Research Projects and Expectations
Under the leadership of David Bernhard's Department of Pathophysiology and in partnership with CRI partners, an early detection marker for thoracic aortic aneurysms (bulges in the part of the aorta that passes through the chest cavity) is currently being developed which will be studied in patients and then tested for widespread use, including at family practices and in terms of care.

In addition, the best administration approach (the way a drug is administered) with respect to a new active ingredient to protects tissues in the event of any oxygen deficiency (heart attack, stroke, transplantation, etc.) will be looked at in more detail. This active ingredient and the way it is administered would reduce the time until initial treatment, such as in the event of a heart attack, thereby preventing or reducing some of the damage.

Clemens Steinwender expects: "… findings on widespread risk factors when it comes to vascular diseases (such as diabetes mellitus, elevated blood lipids)." Clarifying the following would be vital: When it comes to cardiovascular damage, what is the expected patient age or the risk factor intensity? How can damage be prevented or mitigated? Which group of patients requires special attention?

A key CRI project would be to create an Upper Austrian registry and database to collect corresponding patient information with regard to cardiometabolic diseases.

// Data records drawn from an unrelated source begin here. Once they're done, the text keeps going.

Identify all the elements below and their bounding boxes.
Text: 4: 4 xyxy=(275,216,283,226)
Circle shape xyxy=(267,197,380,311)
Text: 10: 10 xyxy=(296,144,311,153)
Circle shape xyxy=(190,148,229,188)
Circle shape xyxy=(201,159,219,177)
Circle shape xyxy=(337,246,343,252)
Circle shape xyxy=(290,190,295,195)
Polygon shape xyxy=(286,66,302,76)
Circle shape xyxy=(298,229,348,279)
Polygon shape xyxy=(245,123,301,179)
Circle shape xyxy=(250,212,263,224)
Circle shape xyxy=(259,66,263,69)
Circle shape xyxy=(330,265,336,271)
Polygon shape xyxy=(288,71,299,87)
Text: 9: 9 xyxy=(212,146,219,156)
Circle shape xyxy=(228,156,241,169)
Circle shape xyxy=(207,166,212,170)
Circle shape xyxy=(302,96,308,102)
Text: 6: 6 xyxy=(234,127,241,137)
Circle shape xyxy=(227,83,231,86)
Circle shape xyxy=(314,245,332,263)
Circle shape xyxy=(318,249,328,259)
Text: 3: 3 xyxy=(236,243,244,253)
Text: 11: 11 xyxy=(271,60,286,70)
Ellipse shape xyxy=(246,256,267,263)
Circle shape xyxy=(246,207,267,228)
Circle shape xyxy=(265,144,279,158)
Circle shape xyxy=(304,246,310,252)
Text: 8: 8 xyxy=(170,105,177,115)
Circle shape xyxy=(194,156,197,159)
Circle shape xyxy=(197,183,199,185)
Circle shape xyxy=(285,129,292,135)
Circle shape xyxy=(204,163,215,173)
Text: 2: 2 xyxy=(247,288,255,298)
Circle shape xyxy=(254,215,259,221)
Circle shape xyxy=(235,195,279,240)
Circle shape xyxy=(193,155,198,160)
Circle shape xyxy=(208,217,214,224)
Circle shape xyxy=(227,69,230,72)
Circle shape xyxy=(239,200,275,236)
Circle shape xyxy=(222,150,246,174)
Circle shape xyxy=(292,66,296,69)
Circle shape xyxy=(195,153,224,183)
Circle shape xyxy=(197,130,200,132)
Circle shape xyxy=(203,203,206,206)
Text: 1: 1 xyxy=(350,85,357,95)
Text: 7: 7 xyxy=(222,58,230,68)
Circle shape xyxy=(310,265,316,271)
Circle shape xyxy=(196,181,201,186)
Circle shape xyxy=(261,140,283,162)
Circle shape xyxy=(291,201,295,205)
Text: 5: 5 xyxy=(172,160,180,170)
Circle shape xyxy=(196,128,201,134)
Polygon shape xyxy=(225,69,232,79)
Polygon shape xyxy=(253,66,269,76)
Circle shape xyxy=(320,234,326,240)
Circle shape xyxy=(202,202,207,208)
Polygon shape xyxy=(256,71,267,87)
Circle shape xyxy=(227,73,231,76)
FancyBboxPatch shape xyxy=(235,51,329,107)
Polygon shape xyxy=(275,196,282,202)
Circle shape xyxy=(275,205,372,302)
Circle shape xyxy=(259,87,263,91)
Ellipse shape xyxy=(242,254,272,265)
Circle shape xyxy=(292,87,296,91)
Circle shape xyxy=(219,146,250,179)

Andreas Zierer remarked: "The CRI’s partnerships will facilitate pooling data from the Upper Austrian healthcare system. In many areas, we need to have as much data as possible in order to obtain statistically significant results. More specifically, we aim to understand more about how underlying metabolic diseases, such as diabetes, influence the occurrence of cardiovascular diseases."

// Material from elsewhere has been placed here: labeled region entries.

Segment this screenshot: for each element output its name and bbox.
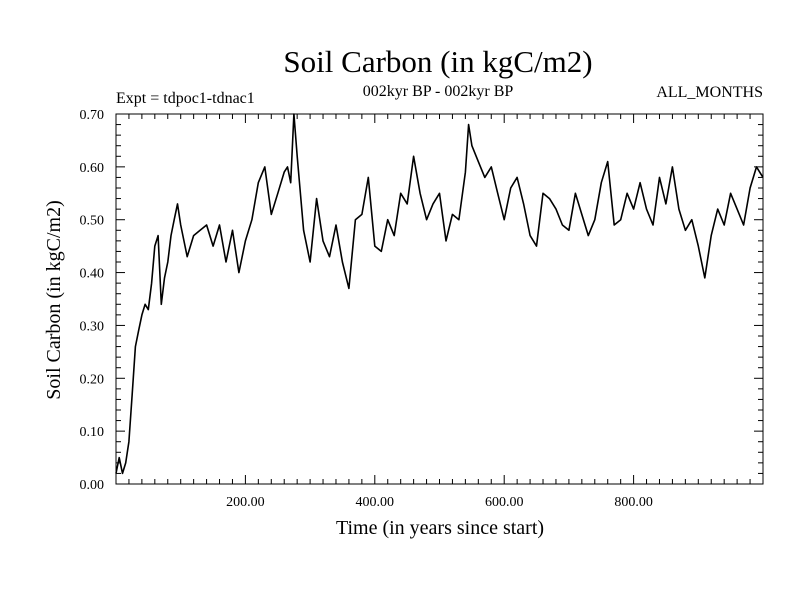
y-tick-label: 0.60 xyxy=(80,161,105,176)
y-tick-label: 0.30 xyxy=(80,319,105,334)
chart-subtitle: 002kyr BP - 002kyr BP xyxy=(363,83,514,100)
x-tick-label: 400.00 xyxy=(356,495,395,510)
period-label: ALL_MONTHS xyxy=(656,84,763,101)
y-tick-label: 0.00 xyxy=(80,478,105,493)
plot-frame xyxy=(115,113,764,485)
y-tick-label: 0.50 xyxy=(80,214,105,229)
x-tick-label: 200.00 xyxy=(226,495,265,510)
x-axis-label: Time (in years since start) xyxy=(336,517,544,539)
y-axis-label: Soil Carbon (in kgC/m2) xyxy=(43,200,65,399)
y-tick-label: 0.20 xyxy=(80,372,105,387)
axis-ticks xyxy=(116,114,763,484)
tick-labels: 200.00 400.00 600.00 800.00 0.00 0.10 0.20 0.30… xyxy=(80,108,653,510)
chart-title: Soil Carbon (in kgC/m2) xyxy=(283,44,592,79)
x-tick-label: 800.00 xyxy=(614,495,653,510)
experiment-label: Expt = tdpoc1-tdnac1 xyxy=(116,90,255,107)
y-tick-label: 0.10 xyxy=(80,425,105,440)
x-tick-label: 600.00 xyxy=(485,495,524,510)
y-tick-label: 0.70 xyxy=(80,108,105,123)
series-line-soil-carbon xyxy=(115,113,764,475)
y-tick-label: 0.40 xyxy=(80,267,105,282)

When will research outcomes be applied to patients? Martin Clodi stated: "In most cases, the findings in scientific publications cannot be immediately applied to patients, but the sum of the research outcomes from our institute - as well as from other institutes – will, like a jigsaw puzzle, become the whole picture that we can apply to patient care."

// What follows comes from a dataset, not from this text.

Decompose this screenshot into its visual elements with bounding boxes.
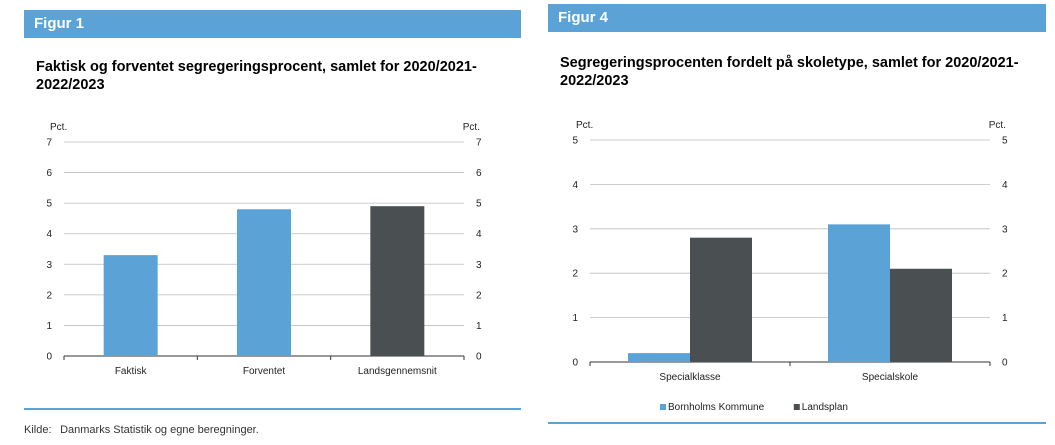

Initial research findings stemming from existing partnerships are already underway and will be published as early as the first half of 2023.

JKU Rector Meinhard Lukas added: "The new clinical research institute and its focus on cardiometabolic diseases is addressing an important issue that will become increasingly significant over the next few years. Our students and, above all, our patients will benefit from the CRI’s research findings. In order to strengthen research in Upper Austria, the JKU will create additional clinical research institutes. After all, cross-disciplinary and cross-institutional partnerships form the basis to support international and competitive research."

The JKU medTALK on Cardiometabolic Diseases
The third edition of the JKU medTALK is titled "Silent Killers - Cardiovascular and Metabolic Diseases". The medTALK will take place on November 23 at 3:30 PM at the JKU medLOFT. A panel including Marina Müller, MSc. (JKU Institute of Physiology and Pathophysiology, Department of Pathophysiology), Prim. Univ. Prof. Dr. Martin Clodi, (head of the Department of Internal Medicine, Krankenhaus der Barmherzigen Brüder), Assist. Dr. Jessica Gottsberger, (Department of Cardiovascular and Thoracic Surgery, Kepler University Hospital), and Prim. Priv. Doz. Dr. Clemens Steinwender (Department of Cardiology and Internal Intensive Care Medicine, Kepler University Hospital) will discuss the topic with journalist Christine Haiden.